After a sharp decline in profits from its sucralose business, and to forward the company’s plans to transition to a global specialty food ingredients player, global agribusiness Tate & Lyle has announced a significant restructuring for the company.
Within a year the company has issued three profit warnings with the latest being issued in February 2015, as increasing competition from Chinese sucralose suppliers undercut its prices as the company was struggling to deal with falling sugar and oil prices.
In response, the company is moving all of its sucralose production to its Alabama plant and is closing its Singapore operations by the spring of 2016. The move will incur a one-time cost of US$188.47 million, but will mean that its sucralose division will break even within the first fiscal year, and should return to making a profit by March 2017.
The company is also exiting its bulk ingredients facilities it owns in partnership with Archer Daniels Midland (ADM) in Bulgaria, Turkey, and Hungary, but will acquire full ownership in a specialty ingredients plant it co-owns with ADM in Slovakia.

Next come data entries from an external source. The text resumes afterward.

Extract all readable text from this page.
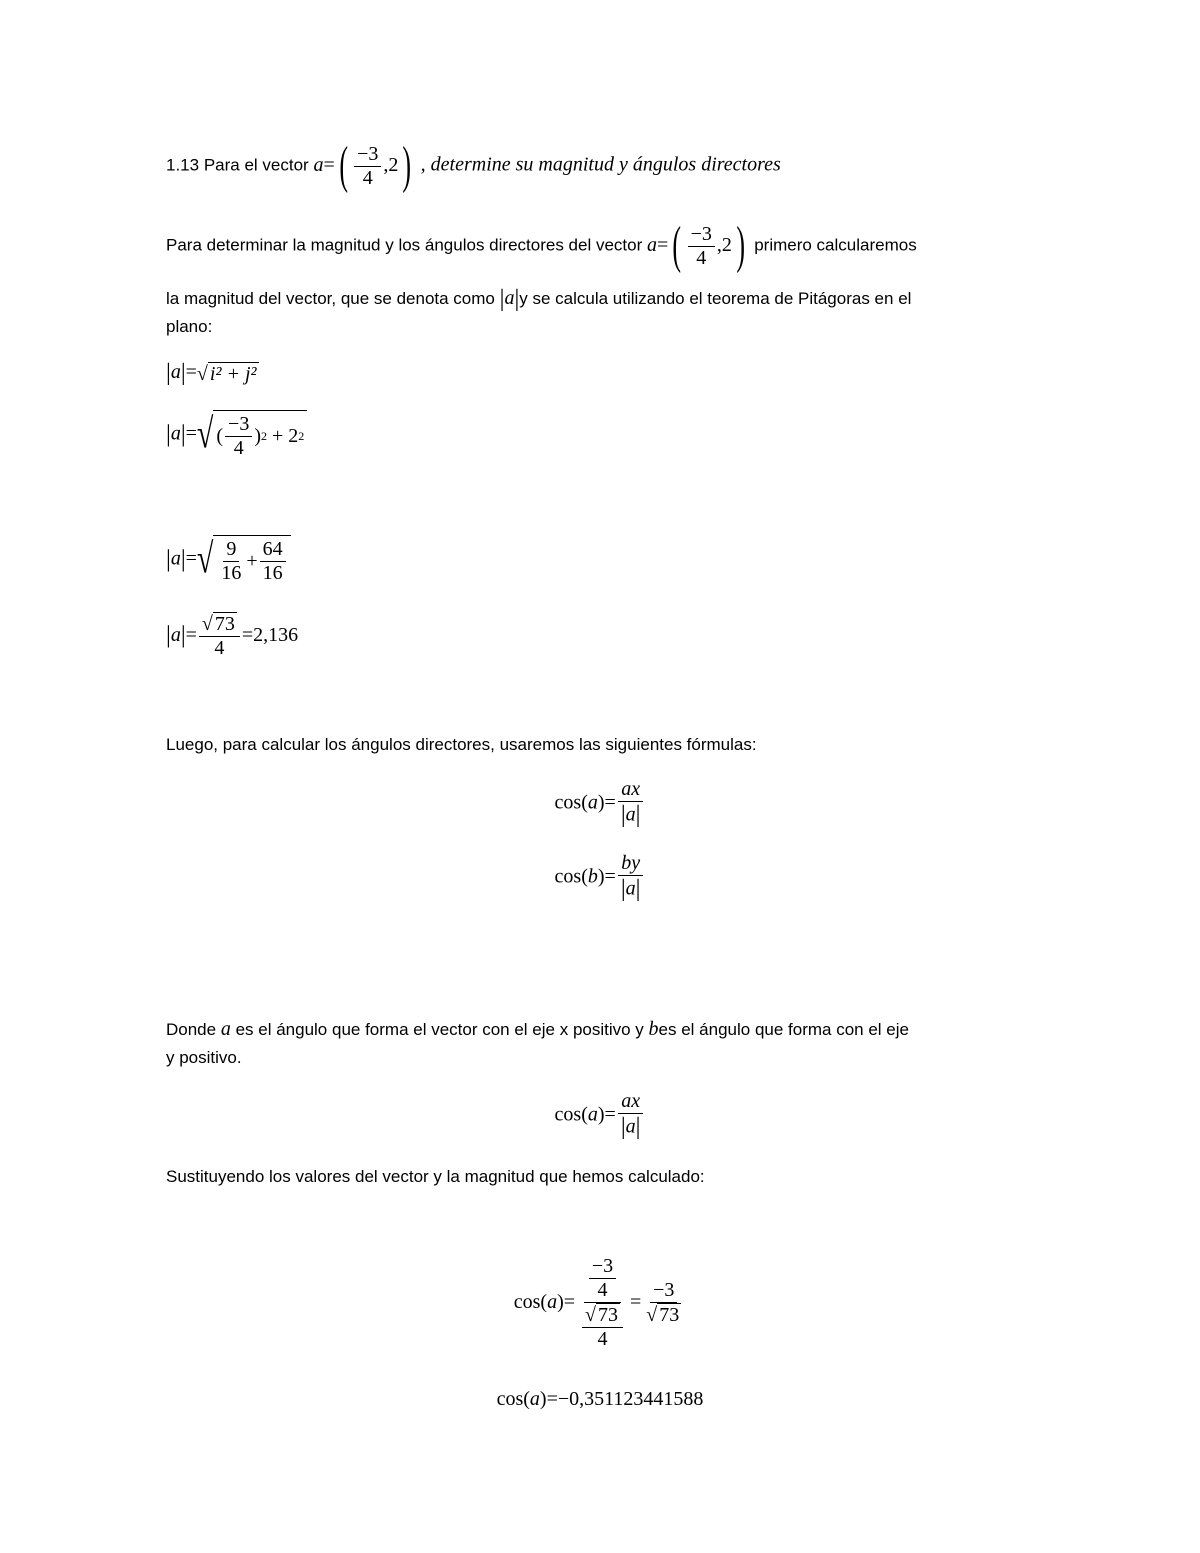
1.13 Para el vector $a=( \frac{-3}{4} ,2)$ , determine su magnitud y ángulos directores
Para determinar la magnitud y los ángulos directores del vector $a=( \frac{-3}{4} ,2)$ primero calcularemos
la magnitud del vector, que se denota como |a|y se calcula utilizando el teorema de Pitágoras en el
plano:
|a|= √ i² + j²
|a|= √ ( $\frac{-3}{4}$ ) 2 + 2 2
|a|= √ $\frac{9}{16} + \frac{64}{16}$
$|a|= \frac{√ 73}{4} =2,136$
Luego, para calcular los ángulos directores, usaremos las siguientes fórmulas:
$\cos(a)= \frac{ax}{|a|}$
$\cos(b)= \frac{by}{|a|}$
Donde a es el ángulo que forma el vector con el eje x positivo y bes el ángulo que forma con el eje
y positivo.
$\cos(a)= \frac{ax}{|a|}$
Sustituyendo los valores del vector y la magnitud que hemos calculado:
$\cos(a)= \frac{\frac{-3}{4}}{\frac{√ 73}{4}} = \frac{-3}{√ 73}$
cos(a)=−0,351123441588
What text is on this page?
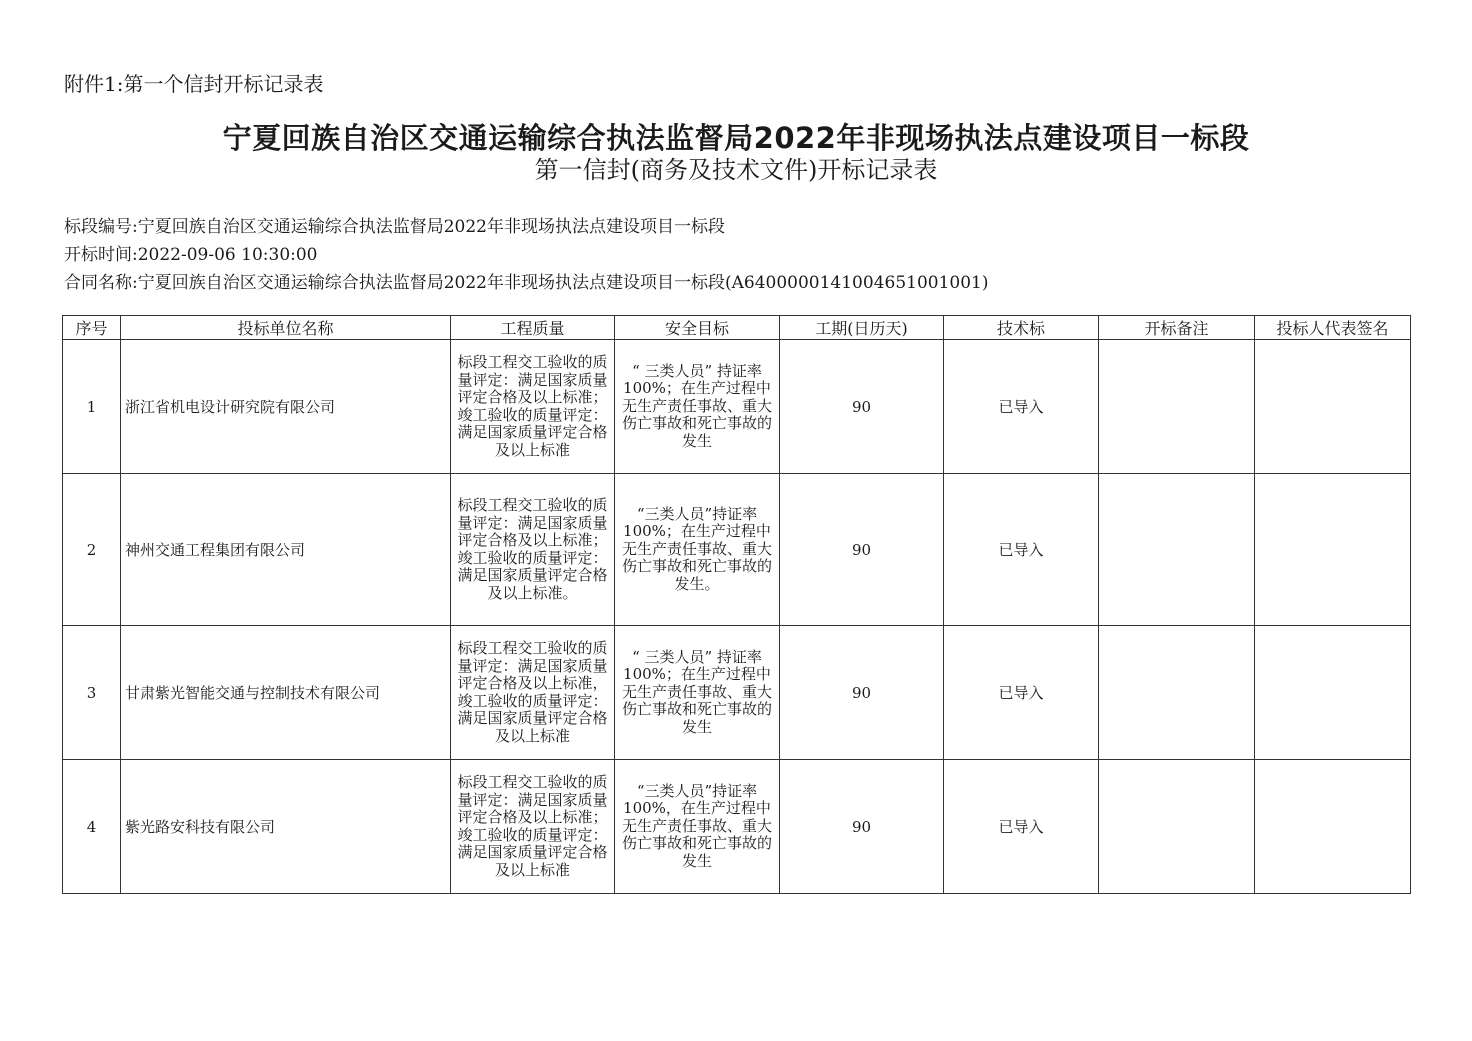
附件1:第一个信封开标记录表
宁夏回族自治区交通运输综合执法监督局2022年非现场执法点建设项目一标段
第一信封(商务及技术文件)开标记录表
标段编号:宁夏回族自治区交通运输综合执法监督局2022年非现场执法点建设项目一标段
开标时间:2022-09-06 10:30:00
合同名称:宁夏回族自治区交通运输综合执法监督局2022年非现场执法点建设项目一标段(A6400000141004651001001)
序号	投标单位名称	工程质量	安全目标	工期(日历天)	技术标	开标备注	投标人代表签名
1	浙江省机电设计研究院有限公司	标段工程交工验收的质量评定：满足国家质量评定合格及以上标准；竣工验收的质量评定：满足国家质量评定合格及以上标准	“ 三类人员” 持证率 100%；在生产过程中无生产责任事故、重大伤亡事故和死亡事故的发生	90	已导入		
2	神州交通工程集团有限公司	标段工程交工验收的质量评定：满足国家质量评定合格及以上标准；竣工验收的质量评定：满足国家质量评定合格及以上标准。	“三类人员”持证率100%；在生产过程中无生产责任事故、重大伤亡事故和死亡事故的发生。	90	已导入		
3	甘肃紫光智能交通与控制技术有限公司	标段工程交工验收的质量评定：满足国家质量评定合格及以上标准，竣工验收的质量评定：满足国家质量评定合格及以上标准	“ 三类人员” 持证率 100%；在生产过程中无生产责任事故、重大伤亡事故和死亡事故的发生	90	已导入		
4	紫光路安科技有限公司	标段工程交工验收的质量评定：满足国家质量评定合格及以上标准；竣工验收的质量评定：满足国家质量评定合格及以上标准	“三类人员”持证率100%，在生产过程中无生产责任事故、重大伤亡事故和死亡事故的发生	90	已导入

The company is naming ADM as the exclusive agent for the ingredients produced from the Slovakia plant, and for production from its wholly-owned wet corn mill in The Netherlands, while Tate & Lyle will be named as the distributor of the ingredients produced at the plant in Turkey, enabling it to continue to supply crystalline fructose to its European customers. Upon completion of the deals, Tate & Lyle will receive US$259.95 million
In the end, the restructuring will bring the company’s Splenda sucralose business back to profitability and increase its sustainability, while streamlining the company’s focus.